FC部が高藤との合宿にいった後、昌也とみさきは久しぶりに他愛ない会話をする。FCを始めたきっかけの話になり、みさきは幼少の時に会ったという女の子の話をする。みさきが覚えている中で、その女の子は誰よりもきれいに飛んでいて、その姿に憧れたみさきはその女の子に勝負を仕掛けた。しかし勝負をしている最中に女の子は急に不機嫌になり、どこかに行ってしまった。状況からその女の子が幼少の時の自分だと気づき呆然とした昌也は、その事実をみさきに伝える。みさきにとっては何回も負け続けてようやく昌也を一瞬追い抜くことができたという認識だった。しかし昌也にとっては、試合を重ねるたびにみさきが信じられない早さで上達し、最後に追い抜かれた瞬間に圧倒的な才能の差を見せつけられたという認識だった。

昌也は「自分よりも才能のあるみさきが、今度は明日香の才能を見て挫折してしまったら、自分は二度と立ち直れない」と劣等感にまみれた感情をみさきに叩きつける。
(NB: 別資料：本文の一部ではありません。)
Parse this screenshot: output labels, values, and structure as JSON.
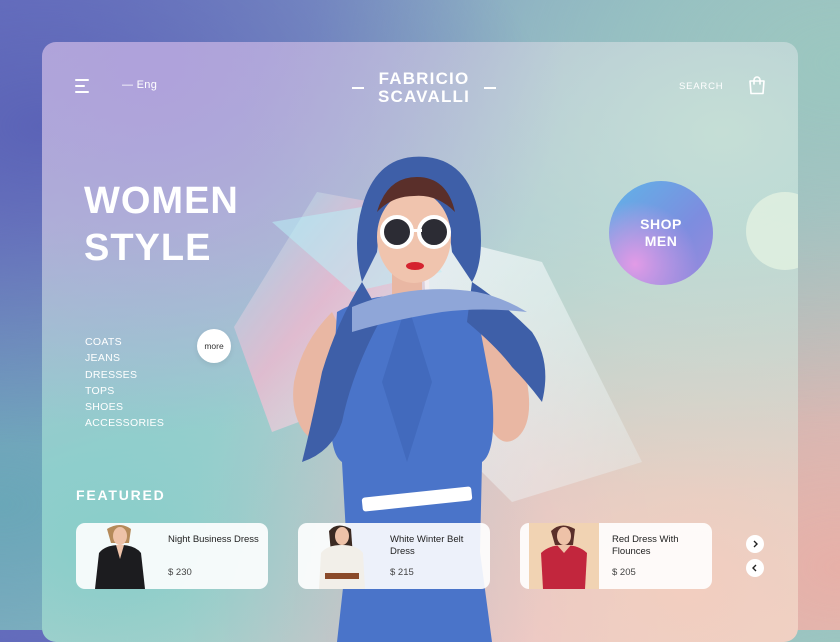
{
  "header": {
    "language": "— Eng",
    "brand_line1": "FABRICIO",
    "brand_line2": "SCAVALLI",
    "search_label": "SEARCH"
  },
  "hero": {
    "title_line1": "WOMEN",
    "title_line2": "STYLE",
    "categories": [
      "COATS",
      "JEANS",
      "DRESSES",
      "TOPS",
      "SHOES",
      "ACCESSORIES"
    ],
    "more_label": "more",
    "shop_men_line1": "SHOP",
    "shop_men_line2": "MEN"
  },
  "featured": {
    "title": "FEATURED",
    "products": [
      {
        "name": "Night Business Dress",
        "price": "$ 230",
        "dress_color": "#1c1c1f"
      },
      {
        "name": "White Winter Belt Dress",
        "price": "$ 215",
        "dress_color": "#f2efe9"
      },
      {
        "name": "Red Dress With Flounces",
        "price": "$ 205",
        "dress_color": "#c2263d"
      }
    ]
  },
  "colors": {
    "accent_blue": "#4a74c9",
    "text_white": "#ffffff"
  },
  "icons": {
    "menu": "menu-icon",
    "cart": "shopping-bag-icon",
    "next": "chevron-right-icon",
    "prev": "chevron-left-icon"
  }
}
昌也が言った言葉にみさきは反論するが、昌也は重ねてみさきが抱えている感情を言い当てる。
特定の相手が自分よりも才能を持っている、自分はその差を理解できるが埋める手段がわからずに、もがくことしかできない。そこまで昌也から言われたみさきは遂に自分の感情を誤魔化すのをやめる。
「明日香に勝てないことが悔しい、だけど自分の届かない領域に明日香は居る。明日香に対しての気持ちだけじゃなく、他の自分よりも才能が上の選手に対しての劣等感を持つことに耐えられない」とみさきは言った。その本音を聞くことが出来た昌也は、みさきを劣等感から目を背けなくても良い場所に届けると言う。そしてみさきも挫折した昌也を今の場所から連れ出すと互いに約束する。
そう言ってお互いの手を握った時、昌也はみさきへの恋心を自覚していた。